The guide had overheard him. “You have come to Ravormos,” he boomed portentously. “Vulthoom is awake, and will not sleep again for another thousand years. It is he that has summoned you; and I take you now to the chamber of audience.”
Haines and Chanler, dumbfounded beyond measure, followed the Martian from the strange elevator toward one of the ramifying passages.
“There must be some sort of foolery on foot,” muttered Haines. “I’ve heard of Vulthoom, too, but he’s a mere superstition, like Satan. The up-to-date Martians don’t believe in him nowadays; though I have heard that there is still a sort of devil-cult among the pariahs and low-castes. I’ll wager that some noble is trying to stage a revolution against the reigning emperor, Cykor, and has established his quarters underground.”
“That sounds reasonable,” Chanler agreed. “A revolutionist might call himself Vulthoom: the trick would be true to the Aihai psychology. They have a taste for high-sounding metaphors and fantastic titles.”

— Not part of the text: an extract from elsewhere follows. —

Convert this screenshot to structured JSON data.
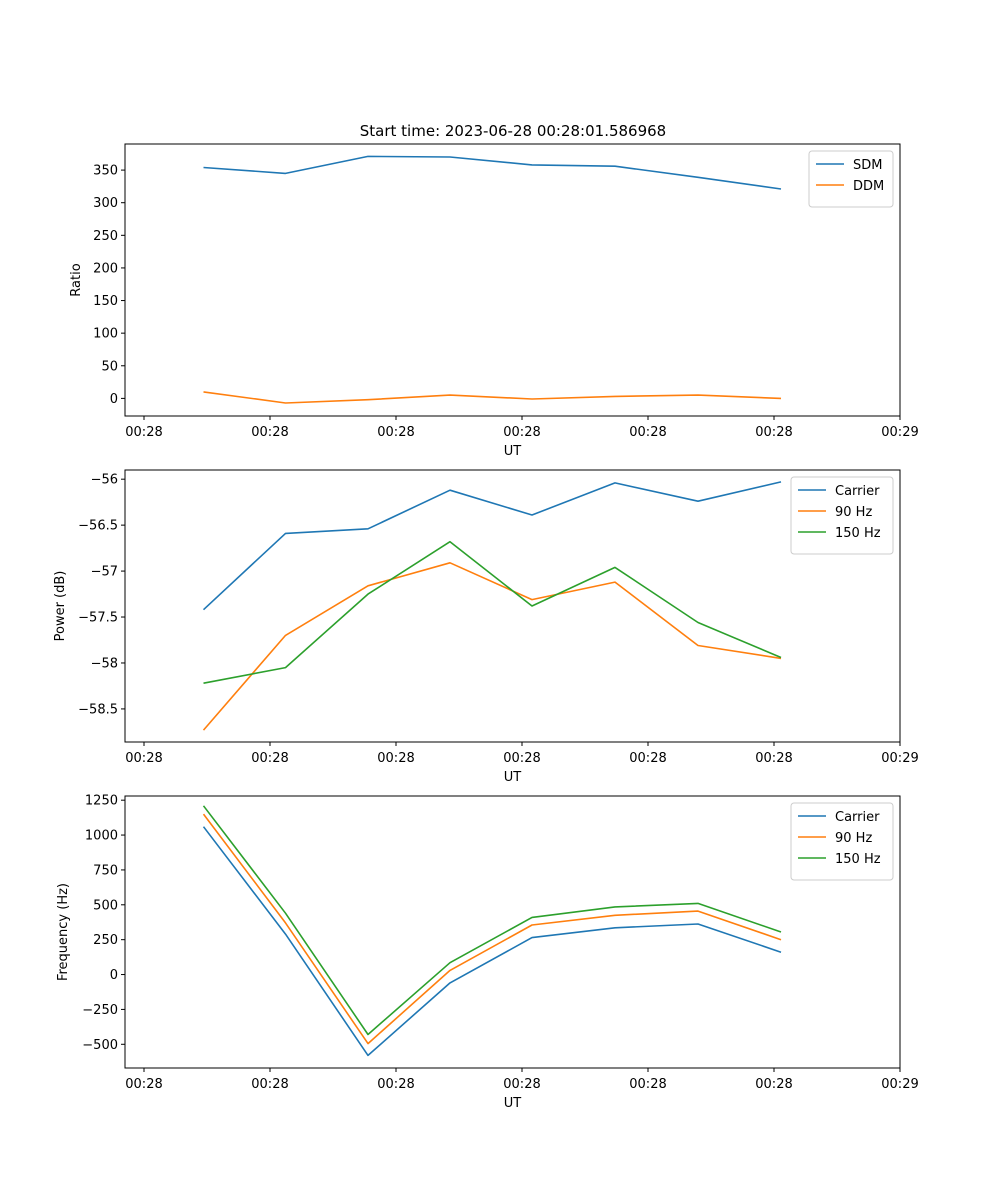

Both became silent, feeling a sort of awe before the vastness of the cavern-world whose litten corridors reached away on every hand. The surmises they had voiced began to appear inadequate: the improbable was verified, the fabulous had become the factual, and was engulfing them more and more. The far, mysterious clangors, it seemed, were of preternormal origin; the hurrying giants who passed athwart the chamber with unknown burdens conveyed a sense of supernatural activity and enterprise. Haines and Chanler were both tall and stalwart, but they felt themselves shrinking into mere pygmies when they saw that none of the Martians about them was less than nine or ten feet in height. Some were closer to eleven, and all were muscled in proportion. Their faces bore a look of immense, mummy-like age, incongruous with their agility and vigor. They seemed oblivious of the earth-men, their deeply shadowed eyes preoccupied with some ulterior vision.